Plots of DNA/lipid stoichiometry (charge ratio) vs. cationic lipid content (arbitrary units) as reported by flow fluorometry, showing the time-course of DNA unbinding from EDOPC lipoplexes after addition of negatively charged liposomes: (A) DOPG; (B) DOPS; (C) membrane model mixture MM (MM=DOPC/DOPE/DOPS/Chol 45:20:20:15 w/w); (D) polar lipid extract from bovine liver (Avanti Polar Lipids). The stoichiometry (Y) axis represents the ratio of DNA to lipid charges in the particle. Lipoplexes contained cationic lipid labeled with 2.5% BODIPY-FL, and DNA labeled with the high affinity label, ethidium homodimer-2 (EthD-2) at 60 bp/dye. The panels show the distribution of stoichiometry vs. lipid content [15,16] after different times of incubation at room temperature, as indicated. Lipoplexes were initially prepared at near the isoelectric lipid/DNA ratio; negatively charged liposomes were added at a 1:1 weight ratio to the cationic lipid. In the usual case, particles that become more fluorescent are simply becoming larger.
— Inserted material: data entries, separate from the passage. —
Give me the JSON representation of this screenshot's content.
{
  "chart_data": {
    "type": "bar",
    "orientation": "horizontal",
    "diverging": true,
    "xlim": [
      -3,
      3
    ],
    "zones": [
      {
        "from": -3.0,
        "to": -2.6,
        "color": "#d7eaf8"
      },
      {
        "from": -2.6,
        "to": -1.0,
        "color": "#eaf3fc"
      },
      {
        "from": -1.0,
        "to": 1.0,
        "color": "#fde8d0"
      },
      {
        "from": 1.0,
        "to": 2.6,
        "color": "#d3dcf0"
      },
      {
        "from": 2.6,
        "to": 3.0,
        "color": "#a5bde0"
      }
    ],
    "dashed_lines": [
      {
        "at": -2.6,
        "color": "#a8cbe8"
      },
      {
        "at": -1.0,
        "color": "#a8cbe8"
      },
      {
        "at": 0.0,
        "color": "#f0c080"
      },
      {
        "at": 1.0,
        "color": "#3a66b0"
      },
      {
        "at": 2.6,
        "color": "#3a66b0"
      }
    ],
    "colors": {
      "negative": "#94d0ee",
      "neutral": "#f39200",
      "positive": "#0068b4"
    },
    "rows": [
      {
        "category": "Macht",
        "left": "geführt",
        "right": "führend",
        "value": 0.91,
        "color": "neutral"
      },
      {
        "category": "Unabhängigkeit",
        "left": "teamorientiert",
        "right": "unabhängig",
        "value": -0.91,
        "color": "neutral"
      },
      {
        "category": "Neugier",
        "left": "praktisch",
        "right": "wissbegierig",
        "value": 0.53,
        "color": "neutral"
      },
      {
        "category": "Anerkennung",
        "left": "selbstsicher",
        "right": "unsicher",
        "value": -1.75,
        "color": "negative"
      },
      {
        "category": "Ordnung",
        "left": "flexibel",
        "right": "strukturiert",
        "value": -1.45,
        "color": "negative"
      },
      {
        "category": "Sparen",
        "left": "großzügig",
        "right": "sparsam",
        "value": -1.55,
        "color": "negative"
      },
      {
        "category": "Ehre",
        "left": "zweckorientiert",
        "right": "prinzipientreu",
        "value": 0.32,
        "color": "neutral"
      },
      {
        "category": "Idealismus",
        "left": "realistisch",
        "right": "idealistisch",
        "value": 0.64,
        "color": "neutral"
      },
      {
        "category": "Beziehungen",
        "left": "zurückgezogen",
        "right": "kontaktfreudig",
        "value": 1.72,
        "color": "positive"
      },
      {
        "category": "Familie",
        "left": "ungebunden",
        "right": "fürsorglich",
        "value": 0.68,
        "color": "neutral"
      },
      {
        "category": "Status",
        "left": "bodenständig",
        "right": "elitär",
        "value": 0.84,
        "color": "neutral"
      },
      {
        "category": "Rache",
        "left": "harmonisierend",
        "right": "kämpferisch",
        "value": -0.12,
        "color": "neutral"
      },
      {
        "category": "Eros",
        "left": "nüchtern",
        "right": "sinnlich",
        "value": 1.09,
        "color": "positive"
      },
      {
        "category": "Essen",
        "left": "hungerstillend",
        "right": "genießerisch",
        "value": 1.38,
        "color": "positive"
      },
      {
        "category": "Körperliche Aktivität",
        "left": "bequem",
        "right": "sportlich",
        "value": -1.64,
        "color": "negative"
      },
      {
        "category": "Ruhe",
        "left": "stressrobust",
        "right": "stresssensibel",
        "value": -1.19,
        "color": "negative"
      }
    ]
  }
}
Since the fluorophore remains associated with the lipid, when two particles fuse or bind together, the resultant particle contains the fluorescence of both initial particles. Data in each panel were collected on 10,000 particles within less than 1 min.

Fig. 2

Plots of DNA/lipid stoichiometry (charge ratio) vs. cationic lipid content as reported by flow fluorometry, comparing the lipid/DNA stoichiometries of EDOPC lipoplexes 30 min after addition of various negatively charged liposomes, as indicated (see legend of Fig. 1 for details).

Fig. 3

Plots of DNA/lipid stoichiometry (charge ratio) vs. cationic lipid content as reported by flow fluorometry, comparing the DNA release from EDOPC lipoplexes at two different EDOPC/DNA charge ratios (upper panel: 1:0.75; lower panel: 1:1.5) initiated by addition of liposomes from liver polar lipid extract; negatively charged liposomes were added at a 1:1 weight ratio to the cationic lipid (see legend of Fig. 1 for details).

Fig. 4

Zeta potential of EDOPC lipoplexes as a function of the DNA/lipid charge ratio, as measured by a Malvern Zetasizer Nano ZS instrument.

Fig. 5

SAXD patterns of hydrated samples of polar lipid extracts from bovine brain (A), heart (B), and liver (C); brain extract : cholesterol 8:2 w/w (D), heart extract : cholesterol 8:2 w/w (E), liver extract : cholesterol 8:2 w/w (F), recorded during heating scans from 20°C to 90°C; the magenta pattern is for 37°C.

Fig. 6

SAXD patterns of hydrated samples of total lipid extracts from bovine brain (A), heart (B), and liver (C), recorded during heating and cooling scans between 20°C and 90°C; the magenta pattern was recorded at 37°C on heating.

Fig. 7

SAXD patterns of membrane mimicking (MM) lipid mixture DOPC/DOPE/DOPS/Chol 45:20:20:15 w/w, recorded upon heating from 25°C to 55°C; the bolded pattern indicates the first appearance of the inverted hexagonal H_II phase at 40°C.